Tiga hakim menolak petisi ByteDance untuk membatalkan undang-undang yang dapat melarang TikTok di AS. Pada hari Jumat, Waktu New York melaporkan bahwa hakim menguatkan undang-undang baru, yang mengharuskan perusahaan untuk menjual aplikasi tersebut ke perusahaan non-Tiongkok paling lambat tanggal 19 Januari atau menghadapi larangan.
ByteDance berpendapat bahwa undang-undang tersebut secara tidak adil menargetkan TikTok dan larangan tersebut akan melanggar hak Amandemen Pertama pengguna. Perusahaan mengatakan penjualan tidak mungkin dilakukan karena pemerintah Tiongkok akan memblokirnya. Pada tahun 2020, negara ini memperbarui peraturan pengendalian ekspor untuk memberikan lebih banyak suara mengenai potensi transaksi.

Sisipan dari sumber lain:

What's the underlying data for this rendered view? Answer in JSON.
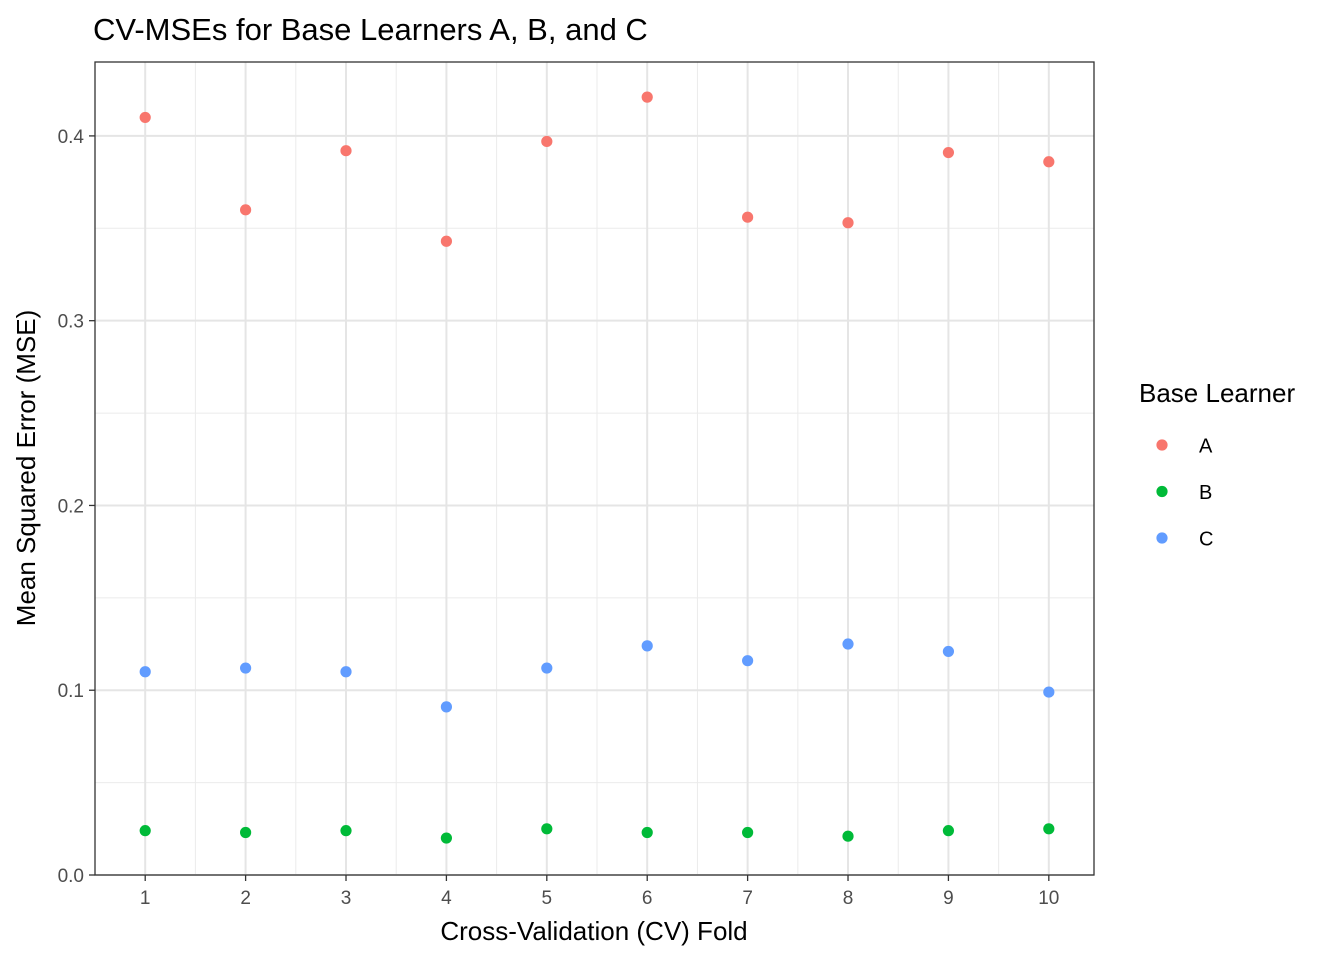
{
  "chart_data": {
    "type": "scatter",
    "title": "CV-MSEs for Base Learners A, B, and C",
    "xlabel": "Cross-Validation (CV) Fold",
    "ylabel": "Mean Squared Error (MSE)",
    "x": [
      1,
      2,
      3,
      4,
      5,
      6,
      7,
      8,
      9,
      10
    ],
    "x_tick_labels": [
      "1",
      "2",
      "3",
      "4",
      "5",
      "6",
      "7",
      "8",
      "9",
      "10"
    ],
    "y_ticks": [
      0.0,
      0.1,
      0.2,
      0.3,
      0.4
    ],
    "y_tick_labels": [
      "0.0",
      "0.1",
      "0.2",
      "0.3",
      "0.4"
    ],
    "xlim": [
      0.5,
      10.45
    ],
    "ylim": [
      0,
      0.44
    ],
    "grid": true,
    "legend_title": "Base Learner",
    "legend_position": "right",
    "series": [
      {
        "name": "A",
        "color": "#F8766D",
        "values": [
          0.41,
          0.36,
          0.392,
          0.343,
          0.397,
          0.421,
          0.356,
          0.353,
          0.391,
          0.386
        ]
      },
      {
        "name": "B",
        "color": "#00BA38",
        "values": [
          0.024,
          0.023,
          0.024,
          0.02,
          0.025,
          0.023,
          0.023,
          0.021,
          0.024,
          0.025
        ]
      },
      {
        "name": "C",
        "color": "#619CFF",
        "values": [
          0.11,
          0.112,
          0.11,
          0.091,
          0.112,
          0.124,
          0.116,
          0.125,
          0.121,
          0.099
        ]
      }
    ]
  }
}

Dalam pernyataannya kepada Engadget, Electronic Frontier Foundation (EFF) mengaku kecewa dengan keputusan tersebut. “Membatasi kebebasan arus informasi, bahkan dari pihak asing, pada dasarnya tidak demokratis,” tulis juru bicara EFF. “Sampai saat ini, AS telah memperjuangkan kebebasan arus informasi dan memperingatkan negara-negara lain ketika mereka menutup akses internet atau melarang alat komunikasi online seperti aplikasi media sosial.”
Pilihan ByteDance dalam hal ini termasuk mengajukan banding ke Mahkamah Agung AS (walaupun tidak ada jaminan bahwa mereka akan menangani kasus ini) atau berharap Presiden terpilih Donald Trump menepati janjinya untuk “memenuhi” rencana penyelamatan aplikasi. ByteDance pada hari Jumat menyatakan bahwa keputusan tersebut sama saja dengan penyensoran, dengan mengatakan pihaknya mengharapkan Mahkamah Agung untuk melindungi “hak orang Amerika atas kebebasan berpendapat.”